Ann Blair

Ann Blair

Carl H. Pforzheimer University Professor at Harvard University
Ann Blair
  • Region(s): France; Europe
  • Time Period(s): 16th century; 17th century
  • Theme(s): intellectual history; history of the book; history of reading; history of scholarship; history of science

Ann Blair is Carl H. Pforzheimer University Professor at Harvard University, where she specializes in the cultural and intellectual history of early modern Europe (16th-17th centuries), with an emphasis on France. Her interests include the history of the book and of reading, the history of the disciplines and of scholarship, and the history of interactions between science and religion.

Blair is the author of The Theater of Nature: Jean Bodin and Renaissance Science (Princeton UP, 1997), and Too Much To Know: managing scholarly information before the modern age (Yale UP, 2010).

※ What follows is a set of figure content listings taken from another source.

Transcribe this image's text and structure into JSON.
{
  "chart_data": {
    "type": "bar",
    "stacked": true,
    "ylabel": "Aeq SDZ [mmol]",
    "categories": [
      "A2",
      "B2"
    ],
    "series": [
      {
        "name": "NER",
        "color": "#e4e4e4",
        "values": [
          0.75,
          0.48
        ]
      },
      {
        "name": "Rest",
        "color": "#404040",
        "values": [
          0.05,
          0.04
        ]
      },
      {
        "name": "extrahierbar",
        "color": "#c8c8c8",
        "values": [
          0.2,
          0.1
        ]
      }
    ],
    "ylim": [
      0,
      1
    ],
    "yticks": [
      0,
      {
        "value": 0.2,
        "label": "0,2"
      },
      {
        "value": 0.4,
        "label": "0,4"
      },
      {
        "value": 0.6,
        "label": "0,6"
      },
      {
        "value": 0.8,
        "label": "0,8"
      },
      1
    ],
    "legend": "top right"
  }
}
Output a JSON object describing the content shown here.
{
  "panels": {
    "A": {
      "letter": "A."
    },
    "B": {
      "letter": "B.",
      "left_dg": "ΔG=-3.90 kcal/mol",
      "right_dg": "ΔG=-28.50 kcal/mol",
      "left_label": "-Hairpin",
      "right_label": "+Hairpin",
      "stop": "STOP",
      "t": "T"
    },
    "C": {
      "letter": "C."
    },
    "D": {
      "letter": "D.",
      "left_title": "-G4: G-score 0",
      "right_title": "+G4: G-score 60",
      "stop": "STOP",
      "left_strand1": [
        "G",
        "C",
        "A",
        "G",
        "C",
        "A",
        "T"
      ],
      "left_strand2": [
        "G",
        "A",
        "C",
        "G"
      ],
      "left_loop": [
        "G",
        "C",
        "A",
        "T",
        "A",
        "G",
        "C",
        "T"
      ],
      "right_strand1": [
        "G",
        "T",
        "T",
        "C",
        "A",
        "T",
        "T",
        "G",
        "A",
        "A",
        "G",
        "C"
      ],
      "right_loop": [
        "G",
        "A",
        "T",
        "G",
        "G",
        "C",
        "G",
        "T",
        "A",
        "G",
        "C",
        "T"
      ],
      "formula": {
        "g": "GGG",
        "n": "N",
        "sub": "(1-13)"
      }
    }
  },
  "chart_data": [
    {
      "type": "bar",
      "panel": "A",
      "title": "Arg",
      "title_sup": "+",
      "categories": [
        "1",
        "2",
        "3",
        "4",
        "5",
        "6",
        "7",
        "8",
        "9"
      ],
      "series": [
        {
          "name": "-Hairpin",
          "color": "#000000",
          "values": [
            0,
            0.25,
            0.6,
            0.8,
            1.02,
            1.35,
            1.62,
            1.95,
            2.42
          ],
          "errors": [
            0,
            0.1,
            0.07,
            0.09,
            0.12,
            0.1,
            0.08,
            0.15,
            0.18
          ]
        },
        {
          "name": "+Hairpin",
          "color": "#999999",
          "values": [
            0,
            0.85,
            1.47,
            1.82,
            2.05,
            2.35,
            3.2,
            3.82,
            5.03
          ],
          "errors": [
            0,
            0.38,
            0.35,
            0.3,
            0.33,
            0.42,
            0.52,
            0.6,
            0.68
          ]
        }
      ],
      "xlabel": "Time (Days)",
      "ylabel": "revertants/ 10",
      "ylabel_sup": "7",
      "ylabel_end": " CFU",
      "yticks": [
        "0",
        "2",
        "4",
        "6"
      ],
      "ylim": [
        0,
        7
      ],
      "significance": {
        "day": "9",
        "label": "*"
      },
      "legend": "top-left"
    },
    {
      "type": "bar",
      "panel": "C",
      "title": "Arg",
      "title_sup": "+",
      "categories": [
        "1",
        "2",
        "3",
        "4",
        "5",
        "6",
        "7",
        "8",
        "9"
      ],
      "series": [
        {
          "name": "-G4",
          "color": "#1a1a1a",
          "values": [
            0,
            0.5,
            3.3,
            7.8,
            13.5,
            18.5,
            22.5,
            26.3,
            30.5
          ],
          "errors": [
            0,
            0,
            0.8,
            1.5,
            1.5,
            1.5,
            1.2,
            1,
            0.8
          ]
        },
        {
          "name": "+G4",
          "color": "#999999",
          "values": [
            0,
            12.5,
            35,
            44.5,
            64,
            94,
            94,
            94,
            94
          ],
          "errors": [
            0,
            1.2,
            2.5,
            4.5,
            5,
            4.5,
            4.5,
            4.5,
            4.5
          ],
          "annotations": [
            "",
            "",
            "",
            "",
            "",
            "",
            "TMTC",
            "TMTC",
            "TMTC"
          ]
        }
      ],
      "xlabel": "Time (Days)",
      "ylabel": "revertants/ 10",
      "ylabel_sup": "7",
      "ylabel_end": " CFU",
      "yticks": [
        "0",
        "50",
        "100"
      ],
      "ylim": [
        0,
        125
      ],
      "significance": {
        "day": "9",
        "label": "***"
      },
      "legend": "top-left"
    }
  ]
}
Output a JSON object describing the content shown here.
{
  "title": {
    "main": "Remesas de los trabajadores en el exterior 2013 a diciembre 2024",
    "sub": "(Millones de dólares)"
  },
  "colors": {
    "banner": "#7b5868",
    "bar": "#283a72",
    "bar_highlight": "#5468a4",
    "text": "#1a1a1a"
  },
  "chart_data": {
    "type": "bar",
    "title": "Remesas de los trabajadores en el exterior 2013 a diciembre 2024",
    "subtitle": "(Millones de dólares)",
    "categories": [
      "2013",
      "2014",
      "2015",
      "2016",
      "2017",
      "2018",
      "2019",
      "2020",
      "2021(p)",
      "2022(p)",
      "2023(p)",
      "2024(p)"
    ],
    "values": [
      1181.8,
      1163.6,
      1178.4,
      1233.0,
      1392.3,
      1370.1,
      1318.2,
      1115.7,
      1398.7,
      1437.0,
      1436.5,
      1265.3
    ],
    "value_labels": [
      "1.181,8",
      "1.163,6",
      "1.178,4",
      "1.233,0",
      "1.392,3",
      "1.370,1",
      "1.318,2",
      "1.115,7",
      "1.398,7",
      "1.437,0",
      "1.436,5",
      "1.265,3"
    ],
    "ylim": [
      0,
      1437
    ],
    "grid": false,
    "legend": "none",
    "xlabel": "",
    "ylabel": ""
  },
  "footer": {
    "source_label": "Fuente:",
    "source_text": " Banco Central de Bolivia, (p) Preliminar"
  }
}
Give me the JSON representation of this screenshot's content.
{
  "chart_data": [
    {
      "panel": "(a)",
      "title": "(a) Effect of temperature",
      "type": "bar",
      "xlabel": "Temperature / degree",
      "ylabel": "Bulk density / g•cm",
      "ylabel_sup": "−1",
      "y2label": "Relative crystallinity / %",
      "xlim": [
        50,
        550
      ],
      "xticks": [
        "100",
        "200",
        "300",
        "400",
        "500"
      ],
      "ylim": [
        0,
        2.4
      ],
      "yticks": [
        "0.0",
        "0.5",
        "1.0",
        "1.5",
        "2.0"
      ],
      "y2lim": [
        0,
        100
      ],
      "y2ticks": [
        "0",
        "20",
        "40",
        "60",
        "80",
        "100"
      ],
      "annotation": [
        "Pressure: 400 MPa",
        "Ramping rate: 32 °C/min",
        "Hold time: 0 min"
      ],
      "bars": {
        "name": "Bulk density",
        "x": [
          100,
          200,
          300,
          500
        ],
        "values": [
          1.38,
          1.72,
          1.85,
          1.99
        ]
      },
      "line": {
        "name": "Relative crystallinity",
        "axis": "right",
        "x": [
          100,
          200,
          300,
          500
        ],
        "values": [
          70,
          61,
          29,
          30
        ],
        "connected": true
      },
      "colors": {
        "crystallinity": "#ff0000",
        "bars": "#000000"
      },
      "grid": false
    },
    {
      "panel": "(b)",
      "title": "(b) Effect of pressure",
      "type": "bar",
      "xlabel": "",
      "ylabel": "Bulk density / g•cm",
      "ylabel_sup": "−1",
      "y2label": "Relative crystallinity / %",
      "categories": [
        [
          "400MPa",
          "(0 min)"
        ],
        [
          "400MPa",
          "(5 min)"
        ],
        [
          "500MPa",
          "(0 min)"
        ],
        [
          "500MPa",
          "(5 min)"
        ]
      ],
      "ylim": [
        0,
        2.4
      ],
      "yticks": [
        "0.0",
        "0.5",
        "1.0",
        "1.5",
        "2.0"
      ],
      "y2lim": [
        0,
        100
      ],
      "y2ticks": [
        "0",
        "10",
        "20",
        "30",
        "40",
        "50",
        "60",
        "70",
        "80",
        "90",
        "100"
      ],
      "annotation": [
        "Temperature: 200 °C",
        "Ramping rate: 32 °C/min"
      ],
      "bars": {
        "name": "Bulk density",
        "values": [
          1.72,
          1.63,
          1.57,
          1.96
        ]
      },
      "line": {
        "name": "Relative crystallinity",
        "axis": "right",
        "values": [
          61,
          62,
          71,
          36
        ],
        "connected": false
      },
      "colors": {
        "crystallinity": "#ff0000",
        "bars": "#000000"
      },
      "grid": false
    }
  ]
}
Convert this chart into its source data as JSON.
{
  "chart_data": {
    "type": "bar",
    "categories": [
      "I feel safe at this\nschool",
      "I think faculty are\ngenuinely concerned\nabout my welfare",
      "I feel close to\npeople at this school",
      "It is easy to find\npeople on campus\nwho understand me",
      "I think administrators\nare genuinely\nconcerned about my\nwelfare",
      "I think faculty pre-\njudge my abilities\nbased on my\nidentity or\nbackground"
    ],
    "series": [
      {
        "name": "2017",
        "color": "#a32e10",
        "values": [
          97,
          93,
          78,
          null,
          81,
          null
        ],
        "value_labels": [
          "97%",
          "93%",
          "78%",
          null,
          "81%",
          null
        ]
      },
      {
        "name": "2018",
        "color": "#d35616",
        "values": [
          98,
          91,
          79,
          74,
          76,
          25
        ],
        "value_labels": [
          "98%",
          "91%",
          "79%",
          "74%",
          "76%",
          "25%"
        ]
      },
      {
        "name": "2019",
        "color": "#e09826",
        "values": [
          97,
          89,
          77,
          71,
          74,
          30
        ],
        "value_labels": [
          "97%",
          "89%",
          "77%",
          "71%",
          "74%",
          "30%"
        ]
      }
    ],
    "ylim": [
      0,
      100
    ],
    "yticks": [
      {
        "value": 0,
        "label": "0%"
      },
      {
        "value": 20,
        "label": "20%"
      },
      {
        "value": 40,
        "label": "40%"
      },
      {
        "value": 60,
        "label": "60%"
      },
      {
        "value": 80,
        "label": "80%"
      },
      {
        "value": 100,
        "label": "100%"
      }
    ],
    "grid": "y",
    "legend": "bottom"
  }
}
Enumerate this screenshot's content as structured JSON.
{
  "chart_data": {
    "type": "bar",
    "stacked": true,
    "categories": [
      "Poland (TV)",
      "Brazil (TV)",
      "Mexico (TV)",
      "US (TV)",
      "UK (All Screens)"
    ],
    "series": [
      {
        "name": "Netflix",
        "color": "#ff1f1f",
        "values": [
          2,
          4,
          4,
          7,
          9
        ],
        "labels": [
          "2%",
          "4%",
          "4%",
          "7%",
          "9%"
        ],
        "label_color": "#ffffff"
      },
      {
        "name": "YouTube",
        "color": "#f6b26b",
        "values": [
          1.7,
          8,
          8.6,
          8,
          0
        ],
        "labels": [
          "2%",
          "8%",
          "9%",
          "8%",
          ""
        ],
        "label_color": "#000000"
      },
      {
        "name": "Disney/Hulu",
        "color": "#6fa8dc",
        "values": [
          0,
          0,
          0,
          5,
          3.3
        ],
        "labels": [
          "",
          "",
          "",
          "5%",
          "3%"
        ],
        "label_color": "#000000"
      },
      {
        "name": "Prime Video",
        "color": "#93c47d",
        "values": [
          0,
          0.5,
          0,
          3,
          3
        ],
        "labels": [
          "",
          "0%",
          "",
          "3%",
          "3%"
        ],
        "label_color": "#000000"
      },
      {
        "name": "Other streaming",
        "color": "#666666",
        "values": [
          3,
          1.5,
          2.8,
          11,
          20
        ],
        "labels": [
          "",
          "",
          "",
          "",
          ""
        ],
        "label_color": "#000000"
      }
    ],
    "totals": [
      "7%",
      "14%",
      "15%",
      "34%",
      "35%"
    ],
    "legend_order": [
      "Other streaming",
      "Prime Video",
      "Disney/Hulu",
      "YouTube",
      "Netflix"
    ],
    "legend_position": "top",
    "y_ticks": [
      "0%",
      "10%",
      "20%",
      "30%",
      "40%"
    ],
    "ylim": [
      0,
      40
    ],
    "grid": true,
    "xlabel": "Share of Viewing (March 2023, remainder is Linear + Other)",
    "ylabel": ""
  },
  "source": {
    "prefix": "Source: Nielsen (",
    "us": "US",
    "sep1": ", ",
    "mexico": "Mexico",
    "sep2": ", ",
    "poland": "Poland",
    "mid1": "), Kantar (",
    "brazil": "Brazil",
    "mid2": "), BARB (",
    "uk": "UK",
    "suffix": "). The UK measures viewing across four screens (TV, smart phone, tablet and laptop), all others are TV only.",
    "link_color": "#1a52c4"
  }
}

She has co-edited, with Jennifer Milligan, Toward a Cultural History of Archives, a special issue of Archival Science (2007) and, with Richard Yeo, Note-Taking in Early Modern Europe, a special issue of Intellectual History Review (2010). She and Leah Price also organized two conferences at the Radcliffe Institute for Advanced Study: Why Books in 2010 and Take Note 2012. Blair's research focuses on methods of intellectual work among scholars and authors ca. 1500-1700 which she also compares with those of other times and places. She has studied for example methods of reading and note-taking as taught in humanist schools, and practices of composing and using reference works and finding devices. In March 2014 Blair delivered the Rosenbach Lectures in Bibliography at the University of Pennsylvania on the role of amanuenses and the various mostly hidden helpers who worked with authors and scholars in early modern Europe. She is currently completing a book on this topic. In 2016 and 2017 she published a series of articles on Conrad Gessner and the role that printing played in his research notably in bibliography and natural history. 

She is grateful to have received fellowships and awards from many sources including the National Endowment for the Humanities, the MacArthur Foundation, the Mellon Foundation, the Radcliffe Institute for Advanced Study, and the Guggenheim Foundation. She has served as Director of Undergraduate Studies and was awarded a Harvard College Professorship in 2009 in recognition of her dedication to undergraduate teaching and, in 2014, the Everett Mendelsohn Excellence in Mentoring Award from the Graduate School of Arts and Sciences.